Тогда узнали, что про смерть Салаяни уже сложили небольшую песню. Пришел мальчик с деревни, лет двенадцати, здоровый и смелый. Его угостили, и он запел песню о разбойнике Салаяни:

Как в том году, в семидесятом, Клялись они Евангельем, Клялись и соглашались: Убить его со всею шайкою. Поднялись и отправились К паше мутесарифу. «Обида нам, Мехмед-паша! Беда от Салаяни!»

«Скажите мне, райя мои И ты, мой Пан-Дмитриу, Что надо вам и что хотите?»

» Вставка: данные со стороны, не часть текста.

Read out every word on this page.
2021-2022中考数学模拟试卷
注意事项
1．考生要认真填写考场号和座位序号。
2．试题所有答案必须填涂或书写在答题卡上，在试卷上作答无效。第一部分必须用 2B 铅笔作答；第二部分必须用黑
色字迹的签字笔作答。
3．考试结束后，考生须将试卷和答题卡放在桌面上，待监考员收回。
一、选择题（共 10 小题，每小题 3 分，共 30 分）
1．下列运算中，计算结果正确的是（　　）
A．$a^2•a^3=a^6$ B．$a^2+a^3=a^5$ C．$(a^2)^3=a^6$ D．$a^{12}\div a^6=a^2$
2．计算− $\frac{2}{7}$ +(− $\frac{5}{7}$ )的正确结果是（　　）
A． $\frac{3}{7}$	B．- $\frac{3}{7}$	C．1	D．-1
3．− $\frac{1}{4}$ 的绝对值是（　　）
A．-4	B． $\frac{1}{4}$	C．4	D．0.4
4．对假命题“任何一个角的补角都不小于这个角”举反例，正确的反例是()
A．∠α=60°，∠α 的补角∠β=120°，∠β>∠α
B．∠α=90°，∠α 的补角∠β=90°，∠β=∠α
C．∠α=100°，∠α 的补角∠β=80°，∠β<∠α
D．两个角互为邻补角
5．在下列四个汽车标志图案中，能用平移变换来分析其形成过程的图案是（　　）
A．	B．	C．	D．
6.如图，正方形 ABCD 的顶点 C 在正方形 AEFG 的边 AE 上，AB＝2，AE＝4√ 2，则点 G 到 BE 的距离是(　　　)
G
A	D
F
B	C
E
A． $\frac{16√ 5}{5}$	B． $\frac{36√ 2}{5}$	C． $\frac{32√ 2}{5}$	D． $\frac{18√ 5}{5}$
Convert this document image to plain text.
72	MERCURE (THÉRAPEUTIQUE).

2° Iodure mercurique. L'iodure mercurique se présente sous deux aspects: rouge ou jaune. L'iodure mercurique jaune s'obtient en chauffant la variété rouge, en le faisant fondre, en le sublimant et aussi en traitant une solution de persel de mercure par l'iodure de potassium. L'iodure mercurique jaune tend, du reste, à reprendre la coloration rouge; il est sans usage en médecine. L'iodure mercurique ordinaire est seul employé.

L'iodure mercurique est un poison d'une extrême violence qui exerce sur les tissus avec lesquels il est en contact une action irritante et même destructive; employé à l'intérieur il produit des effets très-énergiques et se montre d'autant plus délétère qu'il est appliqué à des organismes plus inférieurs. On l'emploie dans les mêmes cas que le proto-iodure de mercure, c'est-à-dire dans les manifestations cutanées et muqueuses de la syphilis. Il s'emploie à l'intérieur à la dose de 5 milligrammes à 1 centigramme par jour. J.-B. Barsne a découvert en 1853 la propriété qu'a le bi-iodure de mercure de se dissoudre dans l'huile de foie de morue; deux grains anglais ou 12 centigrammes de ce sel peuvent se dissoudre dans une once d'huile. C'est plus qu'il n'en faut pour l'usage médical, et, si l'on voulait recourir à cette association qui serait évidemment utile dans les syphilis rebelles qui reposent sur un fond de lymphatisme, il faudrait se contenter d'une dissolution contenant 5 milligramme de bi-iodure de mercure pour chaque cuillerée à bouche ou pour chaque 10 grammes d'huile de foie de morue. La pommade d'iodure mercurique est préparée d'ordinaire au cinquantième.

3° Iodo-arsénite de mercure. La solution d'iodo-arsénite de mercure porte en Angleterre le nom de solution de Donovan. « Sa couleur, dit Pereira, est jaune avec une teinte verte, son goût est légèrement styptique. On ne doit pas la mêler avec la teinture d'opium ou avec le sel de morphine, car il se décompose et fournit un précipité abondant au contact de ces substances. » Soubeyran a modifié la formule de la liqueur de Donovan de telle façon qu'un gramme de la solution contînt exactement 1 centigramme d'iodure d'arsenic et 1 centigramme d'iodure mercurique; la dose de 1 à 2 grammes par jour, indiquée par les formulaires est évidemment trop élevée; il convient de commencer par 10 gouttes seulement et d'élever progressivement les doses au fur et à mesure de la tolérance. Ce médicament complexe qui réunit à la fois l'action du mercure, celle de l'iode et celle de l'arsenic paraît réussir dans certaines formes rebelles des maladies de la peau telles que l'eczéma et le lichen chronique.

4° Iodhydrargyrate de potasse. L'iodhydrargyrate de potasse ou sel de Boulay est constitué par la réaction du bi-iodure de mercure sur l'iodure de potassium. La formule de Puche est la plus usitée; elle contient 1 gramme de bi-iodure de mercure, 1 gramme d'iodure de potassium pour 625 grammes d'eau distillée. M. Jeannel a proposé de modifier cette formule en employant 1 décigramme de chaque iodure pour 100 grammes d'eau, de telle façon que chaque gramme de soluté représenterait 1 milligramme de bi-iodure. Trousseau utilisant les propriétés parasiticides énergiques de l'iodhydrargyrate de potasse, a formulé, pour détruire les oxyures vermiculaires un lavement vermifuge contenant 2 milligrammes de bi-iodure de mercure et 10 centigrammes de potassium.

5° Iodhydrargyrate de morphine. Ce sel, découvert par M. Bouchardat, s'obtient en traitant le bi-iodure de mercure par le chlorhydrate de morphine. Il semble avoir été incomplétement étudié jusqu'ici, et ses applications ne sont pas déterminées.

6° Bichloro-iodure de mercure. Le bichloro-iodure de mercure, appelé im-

«Дай войска мне отборного, Числом давайте со сто... Ты дай еще двух христиан, Зовут же их: — Сотирий ДумаДа Тодорй, поповский сын. Отдам я вам разбойников. А нет — так свою голову!»

Дают низамов шестьдесят
И с ними двух крещеных.
Пошли они и заперли
Его у Айтанаси.
Когда утром проснулися
Они вокруг привала,
То нападенье сделали
Крещеные и турки.
На Салаяни бросились
Со всею вместе шайкой.
Тогда своим товарищам
Так Салаяни молвил:
«Нас съел собака дикая,
Нас съел тот Пан-Дмитриу!»
Они тут взяли семь голов,
(Пораненых же двое).
Они их в хюкумат вели,
Вели к мутесарифу.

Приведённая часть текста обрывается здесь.